The coming weeks are likely to be even worse, economists say. The figures released Thursday reflect claims from last week, when states like California, New York, and New Jersey issued shelter in place orders. But other states didn’t follow suit until more recently. Surges in unemployment claims in these states won’t be reflected in the most recent federal figures. And as people who lose paychecks cut back their spending, the economic effects will multiply.

“This is not going to be the only spike we’re going to see,” says Betsey Stevenson, former chief economist of the US Department of Labor under President Obama. “We’ll see another rise again in the next week.”

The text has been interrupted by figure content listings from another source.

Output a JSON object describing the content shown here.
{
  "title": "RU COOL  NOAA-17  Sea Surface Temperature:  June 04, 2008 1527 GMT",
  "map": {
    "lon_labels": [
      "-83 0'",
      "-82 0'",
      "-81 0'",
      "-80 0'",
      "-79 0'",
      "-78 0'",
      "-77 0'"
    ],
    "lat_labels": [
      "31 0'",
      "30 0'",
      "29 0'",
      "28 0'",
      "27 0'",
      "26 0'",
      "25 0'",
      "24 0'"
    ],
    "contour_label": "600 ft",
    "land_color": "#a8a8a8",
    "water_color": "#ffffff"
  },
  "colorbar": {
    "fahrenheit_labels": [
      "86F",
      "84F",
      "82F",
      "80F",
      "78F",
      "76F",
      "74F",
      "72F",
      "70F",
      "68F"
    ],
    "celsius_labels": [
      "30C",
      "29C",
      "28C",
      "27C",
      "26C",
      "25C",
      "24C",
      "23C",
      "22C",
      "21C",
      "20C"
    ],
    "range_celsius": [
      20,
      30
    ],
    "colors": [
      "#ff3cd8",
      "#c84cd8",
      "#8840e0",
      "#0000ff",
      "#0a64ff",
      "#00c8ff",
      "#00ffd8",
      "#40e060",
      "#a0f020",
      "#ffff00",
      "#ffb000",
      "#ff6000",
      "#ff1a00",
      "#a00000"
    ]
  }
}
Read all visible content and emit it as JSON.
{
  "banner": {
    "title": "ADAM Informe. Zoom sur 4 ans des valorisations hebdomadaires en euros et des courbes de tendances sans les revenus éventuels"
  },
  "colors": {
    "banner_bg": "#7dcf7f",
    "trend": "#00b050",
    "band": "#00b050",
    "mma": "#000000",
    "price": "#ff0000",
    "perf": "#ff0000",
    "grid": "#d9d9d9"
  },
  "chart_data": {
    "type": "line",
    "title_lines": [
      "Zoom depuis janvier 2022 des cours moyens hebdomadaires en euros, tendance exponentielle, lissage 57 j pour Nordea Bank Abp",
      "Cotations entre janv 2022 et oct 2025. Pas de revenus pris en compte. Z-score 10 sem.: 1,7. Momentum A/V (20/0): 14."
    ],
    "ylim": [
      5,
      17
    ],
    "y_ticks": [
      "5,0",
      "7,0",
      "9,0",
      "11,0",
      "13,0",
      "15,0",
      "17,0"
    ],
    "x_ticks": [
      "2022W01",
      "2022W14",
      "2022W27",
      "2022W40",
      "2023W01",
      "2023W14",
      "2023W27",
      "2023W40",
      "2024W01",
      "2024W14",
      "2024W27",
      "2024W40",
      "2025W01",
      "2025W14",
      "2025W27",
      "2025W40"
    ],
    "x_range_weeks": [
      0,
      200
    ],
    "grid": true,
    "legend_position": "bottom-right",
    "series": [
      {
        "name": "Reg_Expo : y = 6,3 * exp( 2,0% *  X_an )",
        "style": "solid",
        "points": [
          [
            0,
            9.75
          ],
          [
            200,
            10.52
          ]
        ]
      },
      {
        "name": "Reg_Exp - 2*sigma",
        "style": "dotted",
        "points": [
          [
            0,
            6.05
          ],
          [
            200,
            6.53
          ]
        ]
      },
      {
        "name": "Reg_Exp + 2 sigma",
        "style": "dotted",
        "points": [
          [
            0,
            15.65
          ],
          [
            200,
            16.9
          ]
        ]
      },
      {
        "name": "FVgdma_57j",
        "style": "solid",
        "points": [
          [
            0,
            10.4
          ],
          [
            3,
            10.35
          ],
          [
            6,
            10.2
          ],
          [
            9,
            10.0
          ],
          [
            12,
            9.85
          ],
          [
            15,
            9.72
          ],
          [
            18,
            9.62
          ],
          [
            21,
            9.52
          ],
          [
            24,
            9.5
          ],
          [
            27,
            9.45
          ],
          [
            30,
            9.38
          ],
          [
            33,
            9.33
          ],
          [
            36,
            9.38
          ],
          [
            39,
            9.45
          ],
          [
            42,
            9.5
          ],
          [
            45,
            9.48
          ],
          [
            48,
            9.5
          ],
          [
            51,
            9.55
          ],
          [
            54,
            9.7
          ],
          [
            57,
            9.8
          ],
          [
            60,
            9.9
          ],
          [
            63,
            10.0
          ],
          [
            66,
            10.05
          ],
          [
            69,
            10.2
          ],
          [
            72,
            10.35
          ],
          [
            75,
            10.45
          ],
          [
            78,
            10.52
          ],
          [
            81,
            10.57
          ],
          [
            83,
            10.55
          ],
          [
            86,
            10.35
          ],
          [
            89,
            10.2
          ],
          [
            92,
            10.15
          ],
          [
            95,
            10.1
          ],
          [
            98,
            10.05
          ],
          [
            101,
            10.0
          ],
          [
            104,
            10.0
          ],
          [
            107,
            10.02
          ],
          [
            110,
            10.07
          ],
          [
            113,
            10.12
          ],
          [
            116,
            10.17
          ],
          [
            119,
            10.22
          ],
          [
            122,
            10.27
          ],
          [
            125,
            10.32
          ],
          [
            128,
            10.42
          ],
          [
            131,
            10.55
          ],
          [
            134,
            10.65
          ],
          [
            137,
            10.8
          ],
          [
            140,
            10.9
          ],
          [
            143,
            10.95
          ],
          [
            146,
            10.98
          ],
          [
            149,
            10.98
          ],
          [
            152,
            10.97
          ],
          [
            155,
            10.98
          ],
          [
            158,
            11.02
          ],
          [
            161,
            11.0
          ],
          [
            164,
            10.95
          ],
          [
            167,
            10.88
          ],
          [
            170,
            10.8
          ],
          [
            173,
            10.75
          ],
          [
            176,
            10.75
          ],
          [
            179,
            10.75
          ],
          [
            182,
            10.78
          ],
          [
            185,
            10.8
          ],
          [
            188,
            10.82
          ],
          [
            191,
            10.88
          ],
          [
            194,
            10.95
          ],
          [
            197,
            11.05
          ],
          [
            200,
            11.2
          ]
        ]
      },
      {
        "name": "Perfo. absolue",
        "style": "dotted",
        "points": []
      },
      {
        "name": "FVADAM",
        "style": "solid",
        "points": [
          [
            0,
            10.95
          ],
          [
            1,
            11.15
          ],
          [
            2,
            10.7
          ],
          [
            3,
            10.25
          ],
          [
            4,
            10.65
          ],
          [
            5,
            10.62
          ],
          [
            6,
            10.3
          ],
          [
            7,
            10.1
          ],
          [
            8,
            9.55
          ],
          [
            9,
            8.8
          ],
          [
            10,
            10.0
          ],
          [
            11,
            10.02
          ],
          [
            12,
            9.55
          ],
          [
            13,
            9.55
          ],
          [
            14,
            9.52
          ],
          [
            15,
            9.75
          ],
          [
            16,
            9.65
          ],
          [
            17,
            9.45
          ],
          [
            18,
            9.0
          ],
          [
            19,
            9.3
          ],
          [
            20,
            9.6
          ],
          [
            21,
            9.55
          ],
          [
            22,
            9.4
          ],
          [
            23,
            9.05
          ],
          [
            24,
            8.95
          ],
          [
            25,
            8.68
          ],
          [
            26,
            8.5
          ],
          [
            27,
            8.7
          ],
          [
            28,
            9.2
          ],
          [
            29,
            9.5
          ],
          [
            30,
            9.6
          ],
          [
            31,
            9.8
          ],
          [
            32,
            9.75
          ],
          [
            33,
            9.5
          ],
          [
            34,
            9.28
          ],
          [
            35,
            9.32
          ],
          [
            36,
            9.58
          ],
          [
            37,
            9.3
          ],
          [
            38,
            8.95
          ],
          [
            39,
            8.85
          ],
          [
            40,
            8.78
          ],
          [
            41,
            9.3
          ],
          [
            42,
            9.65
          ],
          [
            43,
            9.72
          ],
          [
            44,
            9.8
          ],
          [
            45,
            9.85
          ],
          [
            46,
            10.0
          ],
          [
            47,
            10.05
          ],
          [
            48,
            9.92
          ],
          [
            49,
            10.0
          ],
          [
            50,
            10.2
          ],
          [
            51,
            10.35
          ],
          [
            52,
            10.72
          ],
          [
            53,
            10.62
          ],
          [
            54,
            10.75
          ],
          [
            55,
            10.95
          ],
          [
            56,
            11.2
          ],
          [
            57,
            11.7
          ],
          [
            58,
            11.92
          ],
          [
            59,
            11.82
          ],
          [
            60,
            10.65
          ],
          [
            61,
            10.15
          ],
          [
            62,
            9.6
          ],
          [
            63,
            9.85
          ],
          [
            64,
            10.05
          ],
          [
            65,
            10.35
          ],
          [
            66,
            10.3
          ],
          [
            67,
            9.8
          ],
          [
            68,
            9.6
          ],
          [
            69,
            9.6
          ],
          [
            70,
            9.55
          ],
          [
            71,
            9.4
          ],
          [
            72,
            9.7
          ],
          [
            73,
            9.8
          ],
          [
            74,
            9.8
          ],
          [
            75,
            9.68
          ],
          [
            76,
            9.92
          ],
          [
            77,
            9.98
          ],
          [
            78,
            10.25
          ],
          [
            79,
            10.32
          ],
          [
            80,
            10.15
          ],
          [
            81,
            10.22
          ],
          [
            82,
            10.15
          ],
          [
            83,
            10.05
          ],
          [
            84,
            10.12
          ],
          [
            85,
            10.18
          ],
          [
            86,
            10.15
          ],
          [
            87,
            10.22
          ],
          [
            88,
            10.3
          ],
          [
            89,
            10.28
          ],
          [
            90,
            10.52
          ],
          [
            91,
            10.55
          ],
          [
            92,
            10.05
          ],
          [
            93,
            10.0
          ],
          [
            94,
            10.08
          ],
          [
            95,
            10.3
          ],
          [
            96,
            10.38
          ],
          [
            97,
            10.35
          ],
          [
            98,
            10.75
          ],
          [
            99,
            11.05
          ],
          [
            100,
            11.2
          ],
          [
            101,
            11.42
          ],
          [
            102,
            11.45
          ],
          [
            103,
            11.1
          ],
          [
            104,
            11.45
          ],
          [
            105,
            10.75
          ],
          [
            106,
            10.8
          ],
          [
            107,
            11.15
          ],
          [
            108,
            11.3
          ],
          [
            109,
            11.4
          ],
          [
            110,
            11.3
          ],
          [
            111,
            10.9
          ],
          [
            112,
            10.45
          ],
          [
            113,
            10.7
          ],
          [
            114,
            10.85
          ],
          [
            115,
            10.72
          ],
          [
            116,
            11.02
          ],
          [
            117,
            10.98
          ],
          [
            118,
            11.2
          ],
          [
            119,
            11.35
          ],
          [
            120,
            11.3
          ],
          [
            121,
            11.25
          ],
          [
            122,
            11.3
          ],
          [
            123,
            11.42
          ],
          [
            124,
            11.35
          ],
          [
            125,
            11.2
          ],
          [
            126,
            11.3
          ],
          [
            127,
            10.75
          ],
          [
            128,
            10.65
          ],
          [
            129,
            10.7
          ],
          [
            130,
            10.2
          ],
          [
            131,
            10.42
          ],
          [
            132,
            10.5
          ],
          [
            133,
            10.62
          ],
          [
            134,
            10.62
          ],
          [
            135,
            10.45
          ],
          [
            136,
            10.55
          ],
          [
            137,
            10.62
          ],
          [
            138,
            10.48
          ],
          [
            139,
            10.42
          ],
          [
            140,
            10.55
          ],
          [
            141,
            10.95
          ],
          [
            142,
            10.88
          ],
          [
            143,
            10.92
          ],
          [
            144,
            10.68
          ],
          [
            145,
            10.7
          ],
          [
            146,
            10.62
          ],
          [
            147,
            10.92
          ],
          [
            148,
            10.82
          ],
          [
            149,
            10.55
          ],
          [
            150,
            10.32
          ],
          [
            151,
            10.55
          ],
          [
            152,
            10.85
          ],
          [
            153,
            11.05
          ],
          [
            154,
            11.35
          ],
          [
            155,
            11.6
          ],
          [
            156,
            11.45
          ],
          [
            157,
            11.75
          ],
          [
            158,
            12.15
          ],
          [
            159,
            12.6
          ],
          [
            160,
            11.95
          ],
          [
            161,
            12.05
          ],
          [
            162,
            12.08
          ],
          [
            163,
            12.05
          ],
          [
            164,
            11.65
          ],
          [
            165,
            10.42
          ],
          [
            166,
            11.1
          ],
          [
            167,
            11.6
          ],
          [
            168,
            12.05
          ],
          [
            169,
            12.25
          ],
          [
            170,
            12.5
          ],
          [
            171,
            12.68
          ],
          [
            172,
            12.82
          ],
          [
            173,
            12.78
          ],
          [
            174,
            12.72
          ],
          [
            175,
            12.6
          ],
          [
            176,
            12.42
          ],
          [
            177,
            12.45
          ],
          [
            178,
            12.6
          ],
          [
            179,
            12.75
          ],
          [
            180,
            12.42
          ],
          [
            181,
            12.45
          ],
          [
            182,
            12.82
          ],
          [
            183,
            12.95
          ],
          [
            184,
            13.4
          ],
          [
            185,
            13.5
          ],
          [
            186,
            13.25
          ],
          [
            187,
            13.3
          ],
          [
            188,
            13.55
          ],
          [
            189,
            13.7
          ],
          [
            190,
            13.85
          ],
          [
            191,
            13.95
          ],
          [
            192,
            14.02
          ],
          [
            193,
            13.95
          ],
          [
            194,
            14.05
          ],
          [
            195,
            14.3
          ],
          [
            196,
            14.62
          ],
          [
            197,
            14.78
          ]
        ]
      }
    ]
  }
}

The number of Americans who’ve recently lost jobs is likely even higher, Stevenson says, because some people who had trouble filing claims just gave up. State websites are “just having problems managing the traffic,” she says.

For Cemelli, it would take nearly 72 hours of entering and re-entering data before she successfully filed for her husband’s unemployment benefits, around midnight on March 18. She thinks staying up late helped, because there may have been fewer people trying to get through to the site. “I was amazed when I finally got through,” she said.

Annalisa Plumb of Brooklyn, New York, hasn’t worked since March 13. After Mayor Bill DeBlasio ordered the closure of non-essential businesses in New York City, she was laid off from her job as a waitress. She tried to file for unemployment benefits the following morning, but quickly ran into trouble with the state of New York’s website.